The magazine faced backlash from several critics who ascertain that Lathan’s skin looks lighter than usual on the cover of the magazine’s May issue. Uptown joins a long list of magazines and advertorials, including Beyonce’s ad for L’Oreal, O.J. Simpson’s cover for Time Magazine, Gabourey Sidibe’s cover for Elle Magazine and Kim Kardashian’s photoshoot for Complex Magazine, that have been called out for skin lightening.

But with Uptown Magazine being an African-American publication, the skin-lightening issue hits closer to home. In response, the company published a provocative piece, “Lighten Up: Does Skin Tone Still Matter” to create a healthy and insightful discussion around color complexes and complexion politics in the media.
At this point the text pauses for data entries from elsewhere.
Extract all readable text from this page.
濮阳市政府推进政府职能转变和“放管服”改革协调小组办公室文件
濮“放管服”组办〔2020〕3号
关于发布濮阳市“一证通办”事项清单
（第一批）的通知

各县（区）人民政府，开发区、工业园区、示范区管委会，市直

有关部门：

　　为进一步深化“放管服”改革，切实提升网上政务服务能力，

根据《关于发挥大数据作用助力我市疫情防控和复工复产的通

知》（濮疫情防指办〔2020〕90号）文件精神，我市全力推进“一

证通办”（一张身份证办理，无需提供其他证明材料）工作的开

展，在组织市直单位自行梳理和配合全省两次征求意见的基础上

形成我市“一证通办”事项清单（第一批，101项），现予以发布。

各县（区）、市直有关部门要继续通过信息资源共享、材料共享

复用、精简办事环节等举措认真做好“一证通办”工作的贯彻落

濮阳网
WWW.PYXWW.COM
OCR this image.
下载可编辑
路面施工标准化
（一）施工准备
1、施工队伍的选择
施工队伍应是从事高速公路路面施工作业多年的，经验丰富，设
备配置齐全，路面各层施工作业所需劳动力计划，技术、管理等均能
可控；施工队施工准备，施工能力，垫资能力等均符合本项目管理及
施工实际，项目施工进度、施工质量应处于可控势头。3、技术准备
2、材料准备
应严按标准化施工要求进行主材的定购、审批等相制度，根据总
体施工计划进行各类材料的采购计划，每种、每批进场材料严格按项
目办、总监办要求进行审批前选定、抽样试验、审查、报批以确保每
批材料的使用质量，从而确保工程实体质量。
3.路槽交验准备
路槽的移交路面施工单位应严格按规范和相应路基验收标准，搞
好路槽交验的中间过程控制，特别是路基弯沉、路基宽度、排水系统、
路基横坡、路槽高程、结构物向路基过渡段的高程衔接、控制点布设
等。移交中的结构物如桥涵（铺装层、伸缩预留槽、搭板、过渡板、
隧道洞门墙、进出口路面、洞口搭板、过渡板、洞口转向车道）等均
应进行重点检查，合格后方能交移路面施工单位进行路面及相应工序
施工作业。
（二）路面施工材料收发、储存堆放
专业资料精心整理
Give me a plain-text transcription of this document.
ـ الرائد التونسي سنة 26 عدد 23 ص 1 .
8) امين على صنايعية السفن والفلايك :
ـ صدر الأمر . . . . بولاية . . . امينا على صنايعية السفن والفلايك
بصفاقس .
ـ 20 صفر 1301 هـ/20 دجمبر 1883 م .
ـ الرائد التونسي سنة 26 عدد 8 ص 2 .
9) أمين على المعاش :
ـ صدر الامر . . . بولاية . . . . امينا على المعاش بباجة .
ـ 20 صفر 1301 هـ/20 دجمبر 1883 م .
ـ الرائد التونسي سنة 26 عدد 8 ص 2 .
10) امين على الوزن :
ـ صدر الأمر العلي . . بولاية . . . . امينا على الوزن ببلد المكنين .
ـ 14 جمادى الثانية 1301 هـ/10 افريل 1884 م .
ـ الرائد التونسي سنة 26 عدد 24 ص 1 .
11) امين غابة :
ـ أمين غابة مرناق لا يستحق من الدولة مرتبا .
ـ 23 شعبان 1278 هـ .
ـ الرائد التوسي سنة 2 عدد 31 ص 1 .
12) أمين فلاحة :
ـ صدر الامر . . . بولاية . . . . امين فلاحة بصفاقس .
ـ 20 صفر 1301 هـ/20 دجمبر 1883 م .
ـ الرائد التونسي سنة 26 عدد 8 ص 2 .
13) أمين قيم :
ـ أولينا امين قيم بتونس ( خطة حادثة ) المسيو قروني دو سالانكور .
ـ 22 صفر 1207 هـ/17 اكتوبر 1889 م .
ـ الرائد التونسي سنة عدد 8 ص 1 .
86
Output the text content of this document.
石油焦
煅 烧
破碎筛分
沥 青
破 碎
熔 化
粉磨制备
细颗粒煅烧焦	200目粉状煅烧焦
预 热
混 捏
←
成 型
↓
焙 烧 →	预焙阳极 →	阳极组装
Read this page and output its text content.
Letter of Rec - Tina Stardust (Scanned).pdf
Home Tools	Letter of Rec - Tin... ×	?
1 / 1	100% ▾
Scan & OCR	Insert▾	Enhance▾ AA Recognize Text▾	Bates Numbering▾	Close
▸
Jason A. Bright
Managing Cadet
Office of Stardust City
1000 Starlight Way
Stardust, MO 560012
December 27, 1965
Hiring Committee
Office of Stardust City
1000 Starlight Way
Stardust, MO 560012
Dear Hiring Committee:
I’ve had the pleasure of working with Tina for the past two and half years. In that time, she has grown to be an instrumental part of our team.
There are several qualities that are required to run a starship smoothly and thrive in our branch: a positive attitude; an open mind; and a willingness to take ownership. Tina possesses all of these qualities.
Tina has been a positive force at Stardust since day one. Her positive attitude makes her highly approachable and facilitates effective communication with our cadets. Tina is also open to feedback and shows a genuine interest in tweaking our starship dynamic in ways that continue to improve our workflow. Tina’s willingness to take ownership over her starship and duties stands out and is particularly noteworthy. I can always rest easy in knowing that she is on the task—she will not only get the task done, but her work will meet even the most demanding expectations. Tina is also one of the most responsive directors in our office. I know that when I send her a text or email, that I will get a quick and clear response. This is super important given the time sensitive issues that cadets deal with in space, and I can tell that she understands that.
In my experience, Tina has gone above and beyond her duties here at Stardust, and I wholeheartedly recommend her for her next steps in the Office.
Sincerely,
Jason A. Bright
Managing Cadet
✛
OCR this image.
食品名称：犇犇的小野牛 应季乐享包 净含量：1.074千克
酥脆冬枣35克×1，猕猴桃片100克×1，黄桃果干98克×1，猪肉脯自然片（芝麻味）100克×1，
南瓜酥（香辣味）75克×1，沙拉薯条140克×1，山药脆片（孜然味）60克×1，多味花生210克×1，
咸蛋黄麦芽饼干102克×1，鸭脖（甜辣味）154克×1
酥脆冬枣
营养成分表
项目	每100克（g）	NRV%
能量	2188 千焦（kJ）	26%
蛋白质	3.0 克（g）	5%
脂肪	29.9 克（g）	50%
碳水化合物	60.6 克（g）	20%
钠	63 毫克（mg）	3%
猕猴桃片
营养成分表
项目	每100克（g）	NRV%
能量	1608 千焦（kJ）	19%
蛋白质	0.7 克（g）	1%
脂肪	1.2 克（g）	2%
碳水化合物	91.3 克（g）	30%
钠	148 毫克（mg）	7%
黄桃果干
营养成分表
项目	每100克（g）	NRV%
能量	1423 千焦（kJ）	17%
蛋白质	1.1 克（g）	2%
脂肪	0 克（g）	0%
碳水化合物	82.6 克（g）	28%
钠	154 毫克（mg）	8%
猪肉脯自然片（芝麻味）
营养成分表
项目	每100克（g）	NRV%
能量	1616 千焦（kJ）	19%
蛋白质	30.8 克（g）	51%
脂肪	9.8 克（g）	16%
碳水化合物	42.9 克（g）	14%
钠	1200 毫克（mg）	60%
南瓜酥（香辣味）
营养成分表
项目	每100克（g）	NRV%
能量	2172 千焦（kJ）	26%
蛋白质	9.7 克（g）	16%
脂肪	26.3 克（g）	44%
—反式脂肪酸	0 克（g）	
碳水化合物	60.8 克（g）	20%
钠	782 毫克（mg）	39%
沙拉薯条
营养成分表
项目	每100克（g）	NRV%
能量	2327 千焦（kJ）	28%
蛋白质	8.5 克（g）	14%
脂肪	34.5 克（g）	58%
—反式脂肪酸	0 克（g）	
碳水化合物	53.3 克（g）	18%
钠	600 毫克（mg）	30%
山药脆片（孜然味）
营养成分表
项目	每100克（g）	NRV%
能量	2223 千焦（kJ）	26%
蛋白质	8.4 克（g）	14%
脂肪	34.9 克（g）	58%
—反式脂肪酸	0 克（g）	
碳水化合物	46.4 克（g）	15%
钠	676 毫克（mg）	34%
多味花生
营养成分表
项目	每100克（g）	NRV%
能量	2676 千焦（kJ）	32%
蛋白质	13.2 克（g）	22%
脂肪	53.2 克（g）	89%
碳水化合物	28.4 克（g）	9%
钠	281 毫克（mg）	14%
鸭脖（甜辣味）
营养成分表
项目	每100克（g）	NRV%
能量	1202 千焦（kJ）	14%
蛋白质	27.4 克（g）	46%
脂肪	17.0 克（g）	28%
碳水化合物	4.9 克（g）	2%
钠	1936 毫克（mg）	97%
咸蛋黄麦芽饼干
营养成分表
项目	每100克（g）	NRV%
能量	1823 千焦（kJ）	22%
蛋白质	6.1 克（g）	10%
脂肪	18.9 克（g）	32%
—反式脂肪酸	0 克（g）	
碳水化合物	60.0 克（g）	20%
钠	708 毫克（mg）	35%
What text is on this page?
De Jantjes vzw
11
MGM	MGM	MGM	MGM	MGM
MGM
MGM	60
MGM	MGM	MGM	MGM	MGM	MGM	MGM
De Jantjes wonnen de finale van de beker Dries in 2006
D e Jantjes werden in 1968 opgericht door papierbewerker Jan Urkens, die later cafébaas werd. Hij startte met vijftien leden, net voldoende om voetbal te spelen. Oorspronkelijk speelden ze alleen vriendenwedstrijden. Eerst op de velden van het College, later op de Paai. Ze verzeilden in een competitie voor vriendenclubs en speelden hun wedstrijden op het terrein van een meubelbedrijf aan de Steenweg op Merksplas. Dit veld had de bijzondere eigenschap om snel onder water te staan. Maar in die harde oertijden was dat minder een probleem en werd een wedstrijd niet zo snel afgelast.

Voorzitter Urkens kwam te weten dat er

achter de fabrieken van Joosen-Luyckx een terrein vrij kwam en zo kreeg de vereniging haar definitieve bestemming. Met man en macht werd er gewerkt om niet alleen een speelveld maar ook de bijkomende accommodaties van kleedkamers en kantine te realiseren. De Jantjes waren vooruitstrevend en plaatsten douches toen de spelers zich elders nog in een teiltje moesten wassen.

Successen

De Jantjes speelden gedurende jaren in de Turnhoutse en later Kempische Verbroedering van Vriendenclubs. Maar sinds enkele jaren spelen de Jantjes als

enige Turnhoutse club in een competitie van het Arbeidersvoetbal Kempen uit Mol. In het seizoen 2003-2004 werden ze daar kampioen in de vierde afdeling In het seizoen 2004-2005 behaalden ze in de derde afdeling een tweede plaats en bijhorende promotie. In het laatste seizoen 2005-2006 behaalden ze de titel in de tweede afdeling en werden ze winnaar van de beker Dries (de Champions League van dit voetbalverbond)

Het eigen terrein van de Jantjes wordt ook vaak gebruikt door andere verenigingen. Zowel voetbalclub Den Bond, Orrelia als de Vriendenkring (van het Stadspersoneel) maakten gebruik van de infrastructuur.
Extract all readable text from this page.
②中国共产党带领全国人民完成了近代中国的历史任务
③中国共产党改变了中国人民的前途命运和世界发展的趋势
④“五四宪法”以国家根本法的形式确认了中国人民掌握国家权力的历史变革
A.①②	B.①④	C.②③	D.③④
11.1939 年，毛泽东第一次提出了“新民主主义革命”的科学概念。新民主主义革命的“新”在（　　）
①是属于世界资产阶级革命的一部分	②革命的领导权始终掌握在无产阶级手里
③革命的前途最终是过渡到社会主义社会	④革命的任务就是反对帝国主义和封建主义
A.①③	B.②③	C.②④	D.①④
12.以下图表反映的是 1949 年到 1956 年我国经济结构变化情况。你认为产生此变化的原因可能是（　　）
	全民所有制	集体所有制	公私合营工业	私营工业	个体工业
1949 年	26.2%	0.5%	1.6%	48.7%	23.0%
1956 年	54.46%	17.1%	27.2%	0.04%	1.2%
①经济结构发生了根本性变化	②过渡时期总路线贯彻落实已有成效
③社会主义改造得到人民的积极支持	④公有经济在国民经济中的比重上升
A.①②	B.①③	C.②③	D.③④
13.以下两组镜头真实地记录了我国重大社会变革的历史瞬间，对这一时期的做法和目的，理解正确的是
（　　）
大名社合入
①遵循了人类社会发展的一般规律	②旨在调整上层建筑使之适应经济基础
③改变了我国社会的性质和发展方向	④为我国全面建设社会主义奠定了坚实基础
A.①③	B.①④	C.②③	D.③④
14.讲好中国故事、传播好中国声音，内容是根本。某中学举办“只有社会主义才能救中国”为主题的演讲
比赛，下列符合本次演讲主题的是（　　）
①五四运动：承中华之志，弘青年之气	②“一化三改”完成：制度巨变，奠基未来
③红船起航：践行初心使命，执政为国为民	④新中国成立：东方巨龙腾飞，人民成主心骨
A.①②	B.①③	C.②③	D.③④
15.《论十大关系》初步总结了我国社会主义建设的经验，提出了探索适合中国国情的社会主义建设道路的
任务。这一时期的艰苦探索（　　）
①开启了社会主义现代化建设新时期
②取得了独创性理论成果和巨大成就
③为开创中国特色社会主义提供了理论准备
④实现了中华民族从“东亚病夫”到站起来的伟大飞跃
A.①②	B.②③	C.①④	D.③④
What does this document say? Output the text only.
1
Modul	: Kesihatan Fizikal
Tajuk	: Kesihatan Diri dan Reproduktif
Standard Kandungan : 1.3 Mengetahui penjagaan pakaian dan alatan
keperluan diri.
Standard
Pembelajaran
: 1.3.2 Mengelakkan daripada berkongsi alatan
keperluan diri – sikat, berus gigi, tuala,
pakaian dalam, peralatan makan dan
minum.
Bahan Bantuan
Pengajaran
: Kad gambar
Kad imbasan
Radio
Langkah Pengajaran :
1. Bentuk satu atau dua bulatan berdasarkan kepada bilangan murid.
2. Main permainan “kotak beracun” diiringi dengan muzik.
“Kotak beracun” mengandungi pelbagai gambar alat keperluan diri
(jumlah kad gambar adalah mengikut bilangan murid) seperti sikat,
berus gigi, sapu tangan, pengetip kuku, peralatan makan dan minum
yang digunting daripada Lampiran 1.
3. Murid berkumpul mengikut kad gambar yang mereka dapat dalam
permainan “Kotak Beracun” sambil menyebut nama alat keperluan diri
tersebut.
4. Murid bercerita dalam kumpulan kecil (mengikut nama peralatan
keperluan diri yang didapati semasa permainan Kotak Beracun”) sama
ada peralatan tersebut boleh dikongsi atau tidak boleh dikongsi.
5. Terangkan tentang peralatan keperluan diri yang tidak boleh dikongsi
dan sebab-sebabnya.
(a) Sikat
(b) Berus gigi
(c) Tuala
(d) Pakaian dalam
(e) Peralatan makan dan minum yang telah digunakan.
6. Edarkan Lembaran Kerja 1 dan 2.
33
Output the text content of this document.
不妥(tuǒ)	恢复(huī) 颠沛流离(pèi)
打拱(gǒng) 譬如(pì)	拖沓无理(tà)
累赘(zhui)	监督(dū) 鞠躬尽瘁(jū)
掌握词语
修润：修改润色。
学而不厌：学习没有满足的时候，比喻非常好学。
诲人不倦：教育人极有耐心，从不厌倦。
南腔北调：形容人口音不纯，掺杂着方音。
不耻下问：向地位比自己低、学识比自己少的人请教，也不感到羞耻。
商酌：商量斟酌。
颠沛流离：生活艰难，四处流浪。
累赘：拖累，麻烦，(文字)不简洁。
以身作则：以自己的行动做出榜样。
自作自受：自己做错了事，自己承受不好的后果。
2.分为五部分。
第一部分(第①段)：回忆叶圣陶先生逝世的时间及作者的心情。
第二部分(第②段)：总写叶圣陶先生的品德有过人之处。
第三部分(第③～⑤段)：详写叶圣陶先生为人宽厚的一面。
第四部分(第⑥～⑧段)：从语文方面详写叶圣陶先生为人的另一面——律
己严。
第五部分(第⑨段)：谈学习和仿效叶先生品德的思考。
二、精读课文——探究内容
While they acknowledge that Sanaa appears lighter-skinned on the cover, they don’t deny or confirm the claims that they are responsible for lightening her skin. Surely there are several other factors that could contribute to a lighter complexion that have nothing to do with Photoshop. Perhaps, the studio was well-lit or maybe Sanaa Lathan appears paler because she simply stayed out of the sun.

Why do critics automatically assume Photoshop or foul play because her skin appears lighter? Is that fair? Do you think their criticisms are valid? What does the backlash say about the state of complexion politics among African-Americans?